Adresse de son atelier : 38, rue Royale : 1859 à 1866 ; 4-6, rue de la Préfecture : 1866 à 1888.

Né à  Paris, il est le fils de Jean-Jacques Blaise et de Gabrielle Méquignon qui tous les deux appartenaient au milieu des libraires-éditeurs de la capitale. Son père meurt en 1836 et sa mère en 1840. Orphelin, il est accueilli à  Tours où vivaient une soeur et un cousin de sa mère.

Un apprentissage dans l'imprimerie.

Gabriel Blaise est formé à  l'imprimerie en taille-douce par Jacques-François Berthiault (1804-1872). Ce dernier, avec un confrère, était l'auteur du « Nouveau manuel complet de l'imprimeur en taille-douce » publié à  Paris en 1840. Peu après, il s'installe à  Tours et travaille avec Mame jusqu'à  ce que l'atelier Berthiault devienne une entité de la grande imprimerie tourangelle. A l'exposition universelle de 1855, Berthiault, imprimeur en taille-douce (Maison Mame) obtient une médaille de 2e classe. « Son atelier occupe vingt personnes et un grand nombre de dessinateurs et de graveurs d'un grand mérite ». Blaise est donc à  bonne école pour apprendre une technique d'imprimerie qui est celle qui se rapproche le plus de la photographie. En 1859, à  l'âge de trente-deux ans, il saute le pas et s'installe comme photographe.
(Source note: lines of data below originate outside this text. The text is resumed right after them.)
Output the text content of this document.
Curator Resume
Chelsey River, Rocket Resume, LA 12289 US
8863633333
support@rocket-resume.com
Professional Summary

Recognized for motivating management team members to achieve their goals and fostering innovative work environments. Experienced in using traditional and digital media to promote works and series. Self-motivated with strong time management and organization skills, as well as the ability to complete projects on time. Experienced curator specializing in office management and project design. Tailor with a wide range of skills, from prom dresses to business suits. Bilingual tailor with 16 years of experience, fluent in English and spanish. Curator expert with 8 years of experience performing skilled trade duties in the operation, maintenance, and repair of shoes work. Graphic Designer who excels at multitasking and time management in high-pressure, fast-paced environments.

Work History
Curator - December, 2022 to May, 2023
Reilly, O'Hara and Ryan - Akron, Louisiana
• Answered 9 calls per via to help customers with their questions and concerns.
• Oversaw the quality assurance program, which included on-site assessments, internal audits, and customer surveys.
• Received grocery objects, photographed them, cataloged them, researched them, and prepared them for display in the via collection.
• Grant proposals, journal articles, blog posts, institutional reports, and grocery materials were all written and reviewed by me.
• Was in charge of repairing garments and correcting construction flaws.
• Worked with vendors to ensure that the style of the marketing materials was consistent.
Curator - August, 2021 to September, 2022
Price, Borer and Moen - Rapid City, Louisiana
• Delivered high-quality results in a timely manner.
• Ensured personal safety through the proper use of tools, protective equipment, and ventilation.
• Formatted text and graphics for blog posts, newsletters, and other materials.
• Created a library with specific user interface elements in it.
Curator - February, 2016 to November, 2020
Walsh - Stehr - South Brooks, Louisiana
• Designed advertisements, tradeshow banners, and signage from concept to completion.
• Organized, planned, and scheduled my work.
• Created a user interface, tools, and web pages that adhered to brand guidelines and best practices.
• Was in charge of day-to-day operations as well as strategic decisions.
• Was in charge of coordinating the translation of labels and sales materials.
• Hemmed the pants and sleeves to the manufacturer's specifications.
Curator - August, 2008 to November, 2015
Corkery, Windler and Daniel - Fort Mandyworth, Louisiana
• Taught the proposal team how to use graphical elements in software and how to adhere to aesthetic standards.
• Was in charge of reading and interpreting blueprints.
Les débuts dans la photographie : une décennie glorieuse

Le 5 mai 1859, il ouvre son atelier de photographie au 38 rue Royale, l'artère principale de Tours. « Le Journal d'Indre-et-Loire » vante « cet établissement, parfaitement situé au centre de la ville, qui possède un vaste salon vitré, au 1er étage, sur un jardin. Un matériel très considérable permet d'exécuter tous les genres de travaux pour la photographie sur papier et verre, tel que reproduction de tableaux, estampes gravées, objets d'art et spécialement les portraits carte de visite ainsi que les portraits en noir et en couleurs jusqu'aux plus grandes dimensions ».

Contrairement à  Bailly & Maurice, ses principaux concurrents, Blaise ne se limite pas à  la production en série de portraits, format carte de visite. Le commerçant est aussi un artiste. Il sort de son atelier pour photographier les principaux monuments de la Touraine et des départements voisins.

La décennie qui suit son installation rue Royale est particulièrement fructueuse. Il participe à  plusieurs expositions : Exposition régionale de Rennes (1859) ; Exposition nationale de Nantes (1861) ; Exposition universelle de Londres (1862) ; Exposition internationale de Porto (1866) ; Exposition industrielle et artistique de Poitiers (1869). Il y obtient pas moins de neuf médailles.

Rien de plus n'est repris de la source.